Was Unternehmen jetzt tun sollten

Vor diesem Hintergrund stellt sich nicht die Frage, ob KI im Unternehmene eingeführt werden soll, sondern wie. Der Einstieg über sichtbare Use Cases ist naheliegend, reicht aber nicht aus.

  • Der erste Schritt besteht darin, die eigene Datenbasis ehrlich zu beurteilen. Wie vollständig sind die Produktdaten oder auch andere Datendomainen? Wie konsistent sind Klassifikationen über Länder, Marken und Geschäftsbereiche hinweg? Wie viele manuelle Korrekturen braucht es, bevor Daten in einen Shop oder zu einem Marktplatz gelangen?
  • Diese Bestandsaufnahme ist oft ernüchternd – aber sie ist der notwendige Ausgangspunkt. Darauf aufbauend lässt sich gezielt entscheiden, welche PIM- oder MDM-Maßnahmen priorisiert werden müssen, um KI überhaupt sinnvoll einsetzen zu können.
  • Parallel dazu lohnt sich ein Blick auf die organisatorische Seite. PIM- und MDM-Projekte dürfen nicht als reine IT-Initiativen verstanden werden. Sie berühren direkt Marketing, Vertrieb, E-Commerce, Einkauf und Produktmanagement und teilweise noch viele weitere Fachabteilungen. Wer KI erfolgreich nutzen will, muss diese Bereiche in die Datenstrategie einbinden.
  • Schließlich ist es sinnvoll, generative KI nicht als Selbstzweck zu betrachten, sondern an klaren Problemen auszurichten: etwa der Beschleunigung von Produktlaunches, der Verbesserung von Content-Qualität, der Reduktion von Retouren durch bessere Informationen oder der Vereinfachung von internen Abstimmungsprozessen. Pilotprojekte sollten so gewählt werden, dass sie sowohl einen sichtbaren Mehrwert liefern als auch auf einer Datenbasis aufsetzen, die man kontrollieren und weiterentwickeln kann.

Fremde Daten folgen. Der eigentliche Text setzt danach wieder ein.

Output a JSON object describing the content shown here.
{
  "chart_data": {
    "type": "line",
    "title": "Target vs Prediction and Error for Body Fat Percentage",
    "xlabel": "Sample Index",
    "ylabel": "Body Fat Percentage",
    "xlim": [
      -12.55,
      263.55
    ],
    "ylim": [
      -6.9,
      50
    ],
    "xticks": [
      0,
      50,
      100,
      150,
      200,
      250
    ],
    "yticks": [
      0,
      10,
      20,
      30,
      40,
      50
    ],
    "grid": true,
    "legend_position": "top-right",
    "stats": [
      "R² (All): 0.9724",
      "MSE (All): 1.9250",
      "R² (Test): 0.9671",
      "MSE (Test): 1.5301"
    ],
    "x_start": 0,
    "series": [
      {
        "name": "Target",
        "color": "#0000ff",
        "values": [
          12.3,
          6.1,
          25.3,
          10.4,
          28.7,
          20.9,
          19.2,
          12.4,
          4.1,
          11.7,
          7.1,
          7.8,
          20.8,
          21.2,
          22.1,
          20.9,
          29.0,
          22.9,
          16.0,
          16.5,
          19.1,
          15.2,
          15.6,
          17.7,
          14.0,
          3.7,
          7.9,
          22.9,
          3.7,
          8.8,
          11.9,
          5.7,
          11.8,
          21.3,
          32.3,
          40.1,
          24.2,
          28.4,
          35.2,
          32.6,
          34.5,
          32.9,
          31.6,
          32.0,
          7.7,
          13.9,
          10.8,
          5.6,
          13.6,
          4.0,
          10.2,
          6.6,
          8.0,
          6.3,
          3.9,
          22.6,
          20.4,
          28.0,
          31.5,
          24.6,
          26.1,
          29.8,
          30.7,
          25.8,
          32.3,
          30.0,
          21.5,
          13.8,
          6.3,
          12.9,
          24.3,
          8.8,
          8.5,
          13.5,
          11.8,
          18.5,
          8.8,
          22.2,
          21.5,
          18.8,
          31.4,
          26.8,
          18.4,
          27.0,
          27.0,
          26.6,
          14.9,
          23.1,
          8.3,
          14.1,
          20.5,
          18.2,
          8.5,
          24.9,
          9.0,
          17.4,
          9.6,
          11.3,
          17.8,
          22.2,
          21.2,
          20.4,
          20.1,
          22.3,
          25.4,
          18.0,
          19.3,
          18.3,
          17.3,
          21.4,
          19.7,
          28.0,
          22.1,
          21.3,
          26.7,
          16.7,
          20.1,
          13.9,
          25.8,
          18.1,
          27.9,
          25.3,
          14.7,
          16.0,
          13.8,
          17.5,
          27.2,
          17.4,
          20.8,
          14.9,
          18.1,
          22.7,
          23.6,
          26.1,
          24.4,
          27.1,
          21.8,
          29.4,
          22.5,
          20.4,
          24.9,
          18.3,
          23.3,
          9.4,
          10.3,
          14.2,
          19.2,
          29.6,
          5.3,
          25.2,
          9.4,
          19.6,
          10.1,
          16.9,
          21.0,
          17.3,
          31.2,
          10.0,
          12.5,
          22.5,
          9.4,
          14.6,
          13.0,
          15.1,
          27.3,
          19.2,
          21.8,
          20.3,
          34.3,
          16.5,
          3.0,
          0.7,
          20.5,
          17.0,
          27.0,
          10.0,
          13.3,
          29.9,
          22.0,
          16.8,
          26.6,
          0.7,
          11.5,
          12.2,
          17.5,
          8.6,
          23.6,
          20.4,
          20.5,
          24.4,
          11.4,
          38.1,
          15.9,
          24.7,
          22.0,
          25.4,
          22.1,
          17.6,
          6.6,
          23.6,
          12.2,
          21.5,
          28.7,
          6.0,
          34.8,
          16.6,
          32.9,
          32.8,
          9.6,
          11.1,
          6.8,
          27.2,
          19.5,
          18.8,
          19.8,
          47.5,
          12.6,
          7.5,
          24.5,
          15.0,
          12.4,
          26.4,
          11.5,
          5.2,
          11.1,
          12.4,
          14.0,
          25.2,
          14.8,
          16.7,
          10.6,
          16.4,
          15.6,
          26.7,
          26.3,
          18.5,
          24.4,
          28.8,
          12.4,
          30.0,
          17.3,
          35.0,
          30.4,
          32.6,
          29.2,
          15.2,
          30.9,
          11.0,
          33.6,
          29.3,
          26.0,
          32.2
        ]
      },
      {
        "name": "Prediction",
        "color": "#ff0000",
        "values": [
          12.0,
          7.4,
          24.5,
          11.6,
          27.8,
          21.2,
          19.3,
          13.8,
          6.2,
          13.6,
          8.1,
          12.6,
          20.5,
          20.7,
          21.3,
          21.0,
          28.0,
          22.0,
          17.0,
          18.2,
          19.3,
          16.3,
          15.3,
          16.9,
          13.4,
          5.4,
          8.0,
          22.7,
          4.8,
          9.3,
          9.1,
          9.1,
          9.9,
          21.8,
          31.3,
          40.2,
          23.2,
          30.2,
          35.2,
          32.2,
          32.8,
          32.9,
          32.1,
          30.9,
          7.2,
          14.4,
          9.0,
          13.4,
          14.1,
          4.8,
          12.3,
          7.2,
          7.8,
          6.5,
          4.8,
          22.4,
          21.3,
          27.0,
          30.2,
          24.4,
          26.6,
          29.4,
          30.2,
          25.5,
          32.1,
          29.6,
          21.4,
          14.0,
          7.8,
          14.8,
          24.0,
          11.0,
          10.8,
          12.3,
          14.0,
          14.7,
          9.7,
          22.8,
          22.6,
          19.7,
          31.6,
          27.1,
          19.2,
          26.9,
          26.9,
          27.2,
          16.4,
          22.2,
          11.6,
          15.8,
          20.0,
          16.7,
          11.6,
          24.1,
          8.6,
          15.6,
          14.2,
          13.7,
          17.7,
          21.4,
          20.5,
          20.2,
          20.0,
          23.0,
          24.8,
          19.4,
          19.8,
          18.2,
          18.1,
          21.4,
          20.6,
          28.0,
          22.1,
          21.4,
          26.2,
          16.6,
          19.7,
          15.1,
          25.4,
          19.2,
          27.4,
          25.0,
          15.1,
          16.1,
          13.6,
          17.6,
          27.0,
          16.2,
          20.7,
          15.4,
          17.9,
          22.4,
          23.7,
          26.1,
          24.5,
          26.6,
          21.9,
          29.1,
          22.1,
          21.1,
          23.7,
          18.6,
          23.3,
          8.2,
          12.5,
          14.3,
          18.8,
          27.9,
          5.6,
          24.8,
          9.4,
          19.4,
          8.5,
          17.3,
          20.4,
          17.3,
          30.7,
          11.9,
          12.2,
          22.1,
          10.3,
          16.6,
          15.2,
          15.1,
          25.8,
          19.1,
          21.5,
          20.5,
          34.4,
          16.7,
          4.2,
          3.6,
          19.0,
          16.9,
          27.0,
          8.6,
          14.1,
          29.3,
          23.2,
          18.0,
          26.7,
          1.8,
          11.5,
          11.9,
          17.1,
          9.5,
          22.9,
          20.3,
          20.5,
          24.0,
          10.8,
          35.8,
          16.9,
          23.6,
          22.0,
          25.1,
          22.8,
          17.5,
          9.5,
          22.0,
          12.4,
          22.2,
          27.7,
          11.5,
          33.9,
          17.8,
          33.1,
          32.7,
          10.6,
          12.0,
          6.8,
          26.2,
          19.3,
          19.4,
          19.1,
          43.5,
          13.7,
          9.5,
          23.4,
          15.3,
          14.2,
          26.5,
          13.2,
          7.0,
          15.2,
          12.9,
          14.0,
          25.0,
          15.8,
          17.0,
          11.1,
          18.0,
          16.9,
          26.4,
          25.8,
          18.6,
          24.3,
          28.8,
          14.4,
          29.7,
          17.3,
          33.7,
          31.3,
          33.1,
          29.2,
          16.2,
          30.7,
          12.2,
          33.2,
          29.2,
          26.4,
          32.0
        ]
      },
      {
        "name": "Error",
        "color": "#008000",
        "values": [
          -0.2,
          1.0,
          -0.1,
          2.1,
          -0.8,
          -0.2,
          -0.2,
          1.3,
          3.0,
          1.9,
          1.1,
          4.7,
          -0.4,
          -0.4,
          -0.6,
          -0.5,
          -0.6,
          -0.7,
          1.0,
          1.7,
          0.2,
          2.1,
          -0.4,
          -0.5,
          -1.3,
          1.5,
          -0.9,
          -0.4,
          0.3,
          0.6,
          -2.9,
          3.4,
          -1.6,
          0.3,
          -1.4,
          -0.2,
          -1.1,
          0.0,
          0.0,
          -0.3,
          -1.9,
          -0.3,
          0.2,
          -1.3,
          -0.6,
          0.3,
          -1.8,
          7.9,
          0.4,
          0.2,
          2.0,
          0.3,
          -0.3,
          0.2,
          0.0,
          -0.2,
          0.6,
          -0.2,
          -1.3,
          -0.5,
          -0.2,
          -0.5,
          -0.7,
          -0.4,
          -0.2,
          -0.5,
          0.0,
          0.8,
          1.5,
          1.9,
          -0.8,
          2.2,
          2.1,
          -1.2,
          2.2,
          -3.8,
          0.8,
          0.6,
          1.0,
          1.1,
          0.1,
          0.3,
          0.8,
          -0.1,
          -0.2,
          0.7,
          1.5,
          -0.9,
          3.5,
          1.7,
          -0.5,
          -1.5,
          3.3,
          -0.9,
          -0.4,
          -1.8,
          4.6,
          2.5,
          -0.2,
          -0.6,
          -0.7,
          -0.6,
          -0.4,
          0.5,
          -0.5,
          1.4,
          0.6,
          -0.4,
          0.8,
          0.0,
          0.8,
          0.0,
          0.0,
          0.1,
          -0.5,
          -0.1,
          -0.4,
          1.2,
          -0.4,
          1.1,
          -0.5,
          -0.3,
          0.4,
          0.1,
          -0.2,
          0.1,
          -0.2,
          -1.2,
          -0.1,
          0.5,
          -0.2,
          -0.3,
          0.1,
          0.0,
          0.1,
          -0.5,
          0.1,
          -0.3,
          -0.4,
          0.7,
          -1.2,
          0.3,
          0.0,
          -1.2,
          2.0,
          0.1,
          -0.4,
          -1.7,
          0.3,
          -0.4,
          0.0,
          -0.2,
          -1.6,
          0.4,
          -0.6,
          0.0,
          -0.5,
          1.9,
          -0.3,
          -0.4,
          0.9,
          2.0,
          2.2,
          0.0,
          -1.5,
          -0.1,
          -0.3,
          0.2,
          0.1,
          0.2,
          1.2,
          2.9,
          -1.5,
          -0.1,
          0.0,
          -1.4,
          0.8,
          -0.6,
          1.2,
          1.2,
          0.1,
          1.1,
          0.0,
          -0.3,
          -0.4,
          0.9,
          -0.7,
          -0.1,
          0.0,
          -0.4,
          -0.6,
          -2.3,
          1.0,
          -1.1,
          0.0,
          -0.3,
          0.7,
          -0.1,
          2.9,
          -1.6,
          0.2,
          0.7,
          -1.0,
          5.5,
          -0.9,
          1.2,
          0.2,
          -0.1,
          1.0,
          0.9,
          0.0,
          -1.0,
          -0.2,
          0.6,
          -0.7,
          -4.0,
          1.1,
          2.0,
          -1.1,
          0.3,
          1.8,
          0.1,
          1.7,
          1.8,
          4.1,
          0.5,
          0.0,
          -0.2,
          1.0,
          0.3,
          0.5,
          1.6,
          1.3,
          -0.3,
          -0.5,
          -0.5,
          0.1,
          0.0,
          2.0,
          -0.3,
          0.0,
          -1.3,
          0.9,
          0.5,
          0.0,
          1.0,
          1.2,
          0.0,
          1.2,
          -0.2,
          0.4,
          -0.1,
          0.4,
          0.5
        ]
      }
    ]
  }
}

Wie SDZeCOM dabei unterstützt

Wir arbeitet seit vielen Jahren mit Unternehmen, die ihre Produkt- und Stammdaten professionalisieren möchten. Die aktuellen Entwicklungen rund um generative KI und agentische KI verstärken einen Punkt, den wir immer wieder sehen: Datenqualität, Struktur und Governance sind nicht „nice to have“, sondern erfolgskritisch.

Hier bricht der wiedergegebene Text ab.